A Visão de Peter Drucker

A perspectiva do aclamado autor Peter Drucker, eternizado como o pai da administração moderna, centraliza-se na premissa da orientação para os resultados. Drucker idealizou a Administração por Objetivos (APO), um conceito que revolucionou a integração entre os níveis de planejamento. Para ele, o planejamento estratégico exige, antes de qualquer passo, que a empresa consiga definir em qual negócio atua e exatamente onde pretende chegar.

Ele encarava o planejamento não apenas como previsão, mas como o estabelecimento de um verdadeiro painel de instrumentos gerencial que permitiria antecipar o futuro e equilibrar as demandas imediatas e os objetivos de longo prazo. A visão de Drucker unifica os níveis tático e operacional sob o manto do desempenho e da responsabilização.

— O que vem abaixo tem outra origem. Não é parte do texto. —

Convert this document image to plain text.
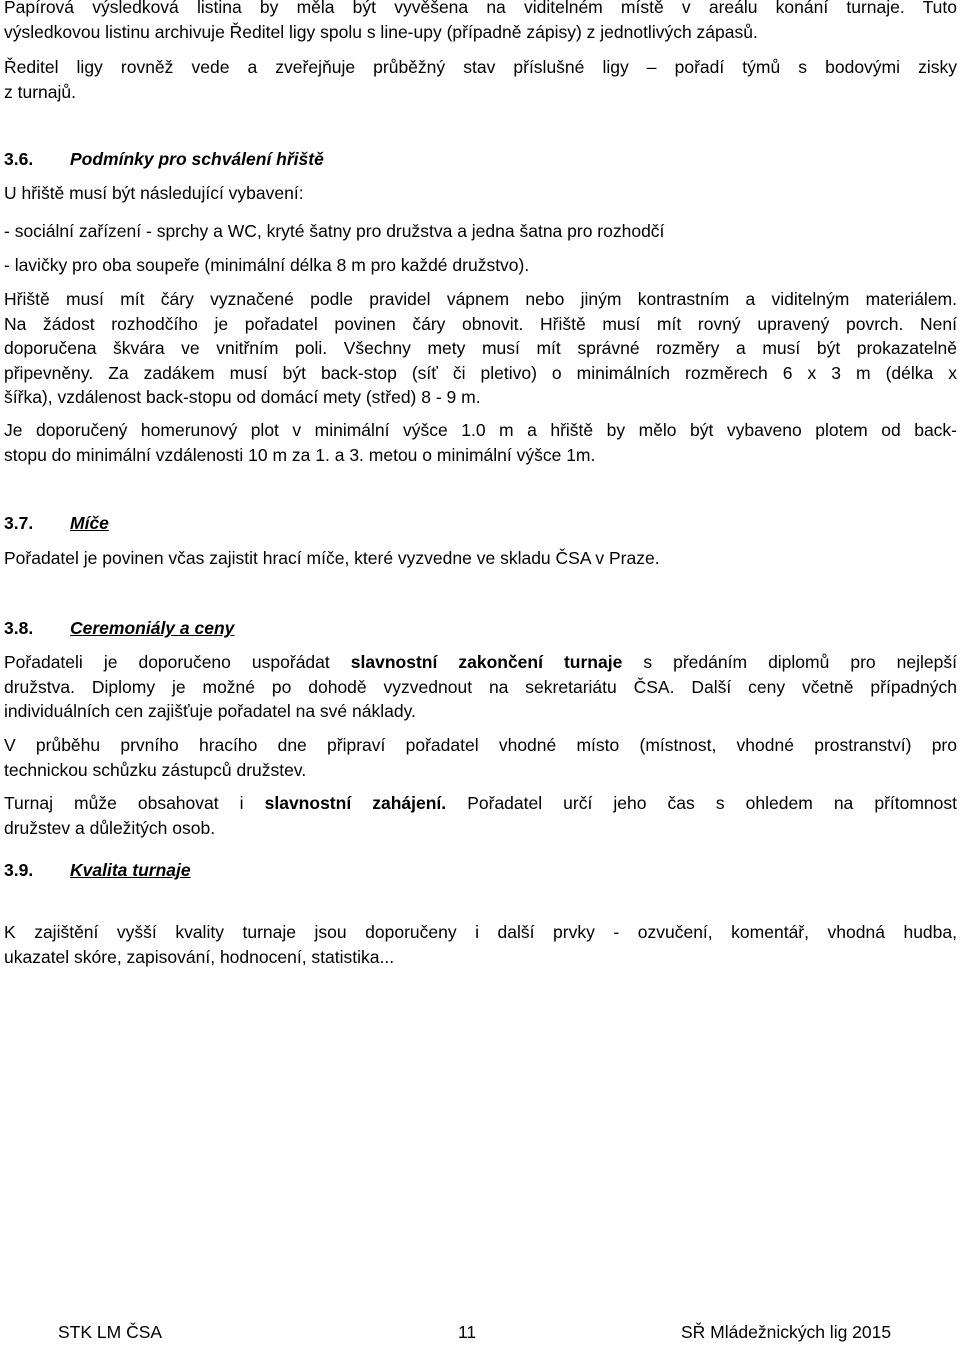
Papírová výsledková listina by měla být vyvěšena na viditelném místě v areálu konání turnaje. Tuto
výsledkovou listinu archivuje Ředitel ligy spolu s line-upy (případně zápisy) z jednotlivých zápasů.
Ředitel ligy rovněž vede a zveřejňuje průběžný stav příslušné ligy – pořadí týmů s bodovými zisky
z turnajů.
3.6. Podmínky pro schválení hřiště
U hřiště musí být následující vybavení:
- sociální zařízení - sprchy a WC, kryté šatny pro družstva a jedna šatna pro rozhodčí
- lavičky pro oba soupeře (minimální délka 8 m pro každé družstvo).
Hřiště musí mít čáry vyznačené podle pravidel vápnem nebo jiným kontrastním a viditelným materiálem.
Na žádost rozhodčího je pořadatel povinen čáry obnovit. Hřiště musí mít rovný upravený povrch. Není
doporučena škvára ve vnitřním poli. Všechny mety musí mít správné rozměry a musí být prokazatelně
připevněny. Za zadákem musí být back-stop (síť či pletivo) o minimálních rozměrech 6 x 3 m (délka x
šířka), vzdálenost back-stopu od domácí mety (střed) 8 - 9 m.
Je doporučený homerunový plot v minimální výšce 1.0 m a hřiště by mělo být vybaveno plotem od back-
stopu do minimální vzdálenosti 10 m za 1. a 3. metou o minimální výšce 1m.
3.7. Míče
Pořadatel je povinen včas zajistit hrací míče, které vyzvedne ve skladu ČSA v Praze.
3.8. Ceremoniály a ceny
Pořadateli je doporučeno uspořádat slavnostní zakončení turnaje s předáním diplomů pro nejlepší
družstva. Diplomy je možné po dohodě vyzvednout na sekretariátu ČSA. Další ceny včetně případných
individuálních cen zajišťuje pořadatel na své náklady.
V průběhu prvního hracího dne připraví pořadatel vhodné místo (místnost, vhodné prostranství) pro
technickou schůzku zástupců družstev.
Turnaj může obsahovat i slavnostní zahájení. Pořadatel určí jeho čas s ohledem na přítomnost
družstev a důležitých osob.
3.9. Kvalita turnaje
K zajištění vyšší kvality turnaje jsou doporučeny i další prvky - ozvučení, komentář, vhodná hudba,
ukazatel skóre, zapisování, hodnocení, statistika...
STK LM ČSA	11	SŘ Mládežnických lig 2015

Na APO de Drucker, um supervisor e seu subordinado operam baseados em metas e prioridades conjuntas estipuladas pela cúpula, usando medidas bem estabelecidas não para engessar o trabalho, mas como um guia vivo e dinâmico para operar a unidade e avaliar a verdadeira contribuição e valor gerado por cada membro da equipe para o todo.

Considerado o "pai" da administração moderna, Drucker tem uma visão extremamente focada nos resultados e na responsabilização, sendo o criador da Administração por Objetivos (APO).

  • No Planejamento Estratégico: Drucker defende que para atingir resultados, a empresa precisa primeiro definir claramente qual é o seu negócio e onde ela quer chegar. Ele via o planejamento estratégico (ou "o alvo da empresa") como um processo analítico e contínuo onde os administradores criam um "painel de instrumentos", garantindo um equilíbrio perfeito entre os objetivos de caráter imediato e as demandas futuras do negócio.

  • No Planejamento Tático e Operacional: Através da APO, Drucker integra o tático e o operacional. Ele orienta que os gerentes (nível tático) e seus subordinados (nível operacional) devem operar sob metas claras, identificando em conjunto as áreas de responsabilidade de cada indivíduo. Ele transformou o planejamento de curto e médio prazo em um processo de estabelecimento de metas, desenvolvimento de planos de ação diretos e avaliações rigorosas do desempenho prático das equipes.

A Importância Prática de Unir a Teoria à Ação

Ao percorrermos essas esferas através das visões desses importantes especialistas, percebemos de maneira clara que dominar os três níveis de planejamento é um passaporte seguro tanto para a excelência na construção e no resgate de negócios no mundo real, quanto para o sucesso absoluto nas complexas bancas examinadoras do país. O conhecimento fragmentado não é suficiente; é fundamental enxergar que a empresa necessita de uma mentalidade estratégica ditando o destino geral, apoiada firmemente por mentes táticas departamentais que desdobram essas visões globais em caminhos realizáveis e otimizados, e tudo isso operando de forma viva e pulsante através de equipes operacionais treinadas para executar tarefas precisas como verdadeiros mecanismos de alta performance e eficiência contínua.